The question is from chapter 2, problem 5 in Stein's book 'Real analysis':
There is an ordering $≺$ of $\mathbb R$ with the property that for each $y\in\mathbb R$ the set $\{x\in\mathbb R : x ≺ y\}$ is at most countable. The existence of this ordering depends on the continuum hypothesis, which asserts: whenever $S$ is an infinite subset of $\mathbb R$, then either $S$ is countable, or $S$ has the cardinality of $\mathbb R$ (that is, can be mapped bijectively to $\mathbb R$.)
[Hint: Let $≺$ denote a well-ordering of $\mathbb R$, and define the set $X$ by $X = \{y \in \mathbb R \mid \{x \mid x ≺ y\} \text{ is not countable}\}$. If $X$ is empty we are done. Otherwise, consider the smallest element $y \in X$, and use the continuum hypothesis.]
I cannot figure out how this hint will work?

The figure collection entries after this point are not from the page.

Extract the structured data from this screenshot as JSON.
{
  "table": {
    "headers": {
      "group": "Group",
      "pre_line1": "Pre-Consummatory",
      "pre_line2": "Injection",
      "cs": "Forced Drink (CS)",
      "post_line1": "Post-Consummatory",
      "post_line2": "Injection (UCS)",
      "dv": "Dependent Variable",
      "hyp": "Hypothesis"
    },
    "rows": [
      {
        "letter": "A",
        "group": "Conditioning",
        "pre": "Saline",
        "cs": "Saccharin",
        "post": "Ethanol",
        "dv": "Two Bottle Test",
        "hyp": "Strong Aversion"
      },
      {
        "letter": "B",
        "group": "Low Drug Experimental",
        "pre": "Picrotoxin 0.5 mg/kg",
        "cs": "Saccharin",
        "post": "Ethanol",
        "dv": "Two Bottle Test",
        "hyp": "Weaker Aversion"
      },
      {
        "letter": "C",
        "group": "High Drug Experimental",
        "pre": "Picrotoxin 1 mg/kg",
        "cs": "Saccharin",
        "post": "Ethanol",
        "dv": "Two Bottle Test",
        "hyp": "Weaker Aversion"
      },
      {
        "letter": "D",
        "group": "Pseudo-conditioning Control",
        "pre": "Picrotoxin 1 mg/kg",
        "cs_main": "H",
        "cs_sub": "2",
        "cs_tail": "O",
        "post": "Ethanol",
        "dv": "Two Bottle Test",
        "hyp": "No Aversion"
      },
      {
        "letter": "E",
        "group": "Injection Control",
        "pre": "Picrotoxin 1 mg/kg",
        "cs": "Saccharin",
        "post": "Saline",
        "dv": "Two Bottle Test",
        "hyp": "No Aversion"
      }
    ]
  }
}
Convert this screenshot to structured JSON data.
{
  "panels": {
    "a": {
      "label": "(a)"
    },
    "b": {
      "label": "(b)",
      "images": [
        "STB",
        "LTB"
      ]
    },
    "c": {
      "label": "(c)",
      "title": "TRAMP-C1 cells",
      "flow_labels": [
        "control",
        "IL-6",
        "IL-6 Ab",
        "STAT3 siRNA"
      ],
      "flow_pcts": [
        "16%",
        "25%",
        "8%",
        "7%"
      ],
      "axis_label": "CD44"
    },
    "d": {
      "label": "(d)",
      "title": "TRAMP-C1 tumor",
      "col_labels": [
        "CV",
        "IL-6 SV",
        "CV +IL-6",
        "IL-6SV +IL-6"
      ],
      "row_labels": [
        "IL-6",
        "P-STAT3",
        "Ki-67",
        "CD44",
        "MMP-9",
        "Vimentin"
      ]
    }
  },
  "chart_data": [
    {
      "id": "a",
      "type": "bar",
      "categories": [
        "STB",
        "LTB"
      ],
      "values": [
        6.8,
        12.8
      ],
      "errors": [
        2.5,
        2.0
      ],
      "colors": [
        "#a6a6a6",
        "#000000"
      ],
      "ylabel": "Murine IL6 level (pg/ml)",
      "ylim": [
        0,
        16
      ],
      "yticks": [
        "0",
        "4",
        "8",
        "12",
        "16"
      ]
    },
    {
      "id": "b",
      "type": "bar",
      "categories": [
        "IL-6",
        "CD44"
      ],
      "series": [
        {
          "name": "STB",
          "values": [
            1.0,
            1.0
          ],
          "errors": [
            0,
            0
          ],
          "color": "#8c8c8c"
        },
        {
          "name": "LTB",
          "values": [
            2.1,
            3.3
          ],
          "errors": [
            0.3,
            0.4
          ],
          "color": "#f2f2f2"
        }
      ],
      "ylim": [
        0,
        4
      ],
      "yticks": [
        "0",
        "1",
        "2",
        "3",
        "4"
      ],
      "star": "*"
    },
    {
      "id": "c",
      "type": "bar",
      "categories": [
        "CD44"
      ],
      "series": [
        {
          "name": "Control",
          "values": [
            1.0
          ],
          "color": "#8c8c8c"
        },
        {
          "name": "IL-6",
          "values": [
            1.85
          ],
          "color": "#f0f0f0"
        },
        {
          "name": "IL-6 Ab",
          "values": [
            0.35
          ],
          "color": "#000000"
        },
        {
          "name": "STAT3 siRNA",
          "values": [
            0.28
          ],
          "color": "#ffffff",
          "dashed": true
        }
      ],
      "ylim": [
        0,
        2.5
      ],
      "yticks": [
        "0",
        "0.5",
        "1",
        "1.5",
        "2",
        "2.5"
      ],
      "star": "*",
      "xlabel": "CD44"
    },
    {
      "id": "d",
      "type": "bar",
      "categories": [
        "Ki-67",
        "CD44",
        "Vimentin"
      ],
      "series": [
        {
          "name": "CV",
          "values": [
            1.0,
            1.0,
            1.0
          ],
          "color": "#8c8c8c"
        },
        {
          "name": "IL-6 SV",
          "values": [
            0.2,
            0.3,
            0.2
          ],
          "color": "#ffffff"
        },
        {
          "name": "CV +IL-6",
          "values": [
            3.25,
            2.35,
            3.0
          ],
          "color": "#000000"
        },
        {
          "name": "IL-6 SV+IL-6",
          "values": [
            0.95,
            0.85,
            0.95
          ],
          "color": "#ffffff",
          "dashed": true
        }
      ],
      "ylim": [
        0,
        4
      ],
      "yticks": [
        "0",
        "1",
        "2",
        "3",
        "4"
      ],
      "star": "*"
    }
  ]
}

HINT: Let $y$ be the smallest element in $X$. Then $\{x\in\Bbb R:x\prec y\}$ is uncountable, so by the continuum hypothesis it must have the same cardinality as $\Bbb R$. Therefore there is a certain very nice kind of function between $\{x\in\Bbb R:x\prec y\}$ and $\Bbb R$ that you can use to define an ordering of $\Bbb R$ with the desired property.